No, they just impose fines to get their cut too. Fines don't discourage bad behaviour; they are just a cost of doing business.
In 2013 the FSA brought in nearly £500 million...so far this year its take is £141 million.
According to analysis by the Financial Times, global investment banks have paid $100 billion in US legal settlements since the financial crisis in 2008. Yet no senior executives of any bank have had criminal charges laid against them.
Our high school economics teacher once said: 'Boys, if you're thinking of going into the crime business, stick to the white collar stuff. They go easy on you.' He was spot on...more so than he would've thought at the time.
The regulators are not interested in criminal charges.

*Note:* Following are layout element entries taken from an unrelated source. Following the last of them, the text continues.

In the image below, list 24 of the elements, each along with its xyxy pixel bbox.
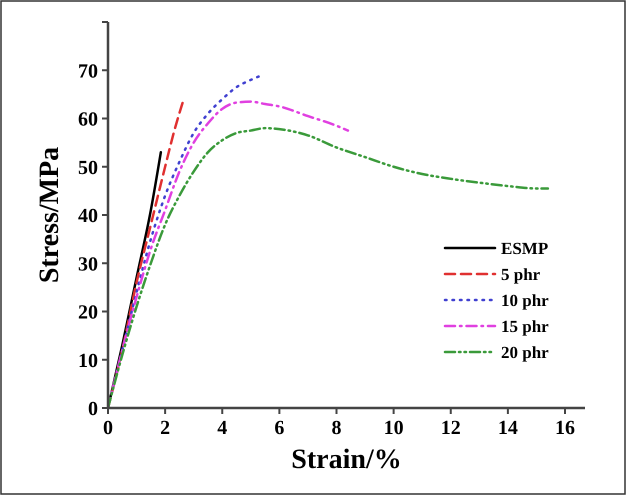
x-tick-label: 0	[103, 417, 113, 439]
legend-label: 15 phr	[501, 317, 550, 336]
x-tick-label: 12	[440, 417, 461, 439]
y-tick-label: 40	[78, 205, 98, 227]
legend-label: ESMP	[501, 239, 548, 258]
x-tick-label: 16	[555, 417, 576, 439]
y-tick-label: 30	[78, 253, 98, 276]
y-tick-label: 20	[78, 302, 98, 324]
legend-label: 5 phr	[501, 265, 541, 284]
y-tick-label: 0	[88, 398, 98, 420]
legend-label: 20 phr	[501, 343, 550, 362]
y-axis-title: Stress/MPa	[34, 146, 65, 284]
x-tick-label: 10	[384, 417, 404, 439]
legend-label: 10 phr	[501, 291, 550, 310]
y-tick-label: 60	[78, 108, 98, 130]
x-axis-title: Strain/%	[291, 444, 402, 475]
x-tick-label: 14	[498, 417, 518, 439]
x-tick-label: 8	[332, 417, 342, 439]
x-tick-label: 2	[160, 417, 170, 439]
x-tick-label: 4	[217, 417, 228, 439]
y-tick-label: 70	[78, 60, 98, 82]
x-tick-label: 6	[274, 417, 284, 439]
y-tick-label: 50	[78, 156, 98, 179]
y-tick-label: 10	[78, 350, 98, 372]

They are not interested in deterring such behaviour. They are interested in taking a cut and allowing the game to proceed. It's a dirty racket and you're paying for it.
Take a look at Barclays' track record. The recent fine for gold fixing related to a period back in 2012, which came just days after the bank copped a record fine for manipulating the 'Libor' interest rate. Now, senior executives are under a probe by the UK's Serious Fraud Office for dodgy dealings in Qatar during 2008. How's the 'culture' at Barclays!

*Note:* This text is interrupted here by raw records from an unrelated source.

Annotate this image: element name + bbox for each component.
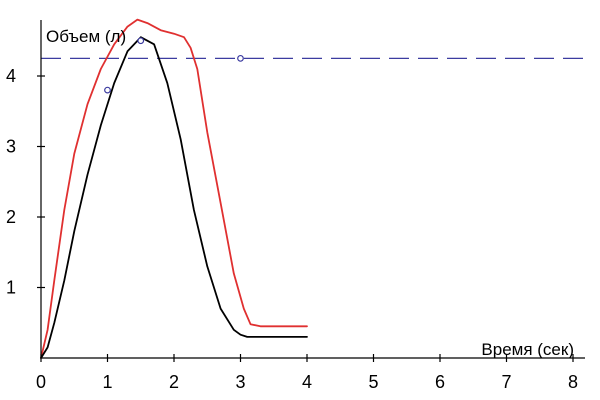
y-tick-label: 2: [6, 207, 16, 227]
x-tick-label: 8: [568, 372, 578, 392]
data-marker-3: [237, 54, 244, 62]
tick-layer: 0 1 2 3 4 5 6 7 8 1 2 3 4: [6, 66, 578, 392]
x-tick-label: 6: [435, 372, 445, 392]
data-marker-2: [137, 37, 145, 45]
marker-layer: [104, 37, 244, 94]
series-layer: [40, 18, 308, 359]
x-tick-label: 3: [235, 372, 245, 392]
x-tick-label: 1: [102, 372, 112, 392]
x-axis-title: Время (сек): [481, 340, 574, 359]
y-tick-label: 4: [6, 66, 16, 86]
y-axis-title: Объем (л): [46, 27, 126, 46]
series-line-1: [40, 18, 308, 359]
data-marker-1: [104, 86, 111, 94]
y-tick-label: 1: [6, 278, 16, 298]
series-line-2: [40, 36, 308, 359]
x-tick-label: 0: [36, 372, 46, 392]
x-tick-label: 5: [368, 372, 378, 392]
y-tick-label: 3: [6, 137, 16, 157]
x-tick-label: 7: [501, 372, 511, 392]
x-tick-label: 2: [169, 372, 179, 392]
x-tick-label: 4: [302, 372, 312, 392]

Don't expect any of this to stop. It's what happens in the latter stages of degenerate capitalism. Critics are quick to point out that capitalism is the problem. It's not.
The chief problem is the constant manipulation of the rate of interest. By holding rates for a prolonged period below the 'natural rate' (the free market rate where the needs of savers and investors are balanced out) you create distortions on such a grand scale there is practically no fix apart from a system bust up.
In the meantime, bankers behaving badly, and regulators taxing this behaviour (but not discouraging it) will continue. It will lead to greater resentment and class warfare. The likes of Thomas Piketty and his Marxist schemes of wealth re-distribution will gain traction, and real wealth will diminish further as the genuine producers are taxed out of existence.
Getting back to the gold fix, you could well be seeing the beginning of an end of an era in London. The Financial Review reports today that:
'China has approached foreign banks and gold producers to participate in a global gold exchange in Shanghai, people familiar with the matter said, as the world's top producer and importer of the metal seeks greater influence over pricing.
The Shanghai Gold Exchange (SGE) got the go ahead from the central bank last week to launch a global trading platform in the city's pilot free trade zone, a move that could challenge the dominance of New York and London in gold trade and pricing.'
That's a big call, and it will take some time. But if China can demonstrate a more transparent pricing process than London, it's on its way to usurping it as a major gold trading hub. The other major challenge for China is protecting private property rights.
Large holders of gold (think the Saudis) are happy leaving their gold in London because the UK is secure (it's an island and difficult to invade) and they know authorities won't confiscate their gold. It has a long history of protecting private property.
Would the Saudis feel as safe leaving their gold on the Chinese mainland? Not right now. But China can chip away at the UK's competitive advantage by enacting property rights laws and upholding them in all circumstances.
At the very least, China wants to develop an Asian trading hub for the precious metal as well as other commodities that it's a large consumer of. Wresting part of that role from London should improve pricing transparency and business. When it comes to trading hubs, liquidity begets liquidity and it could soon dominate the market, leaving London to become a deep storage unit for gold...not a very lucrative business.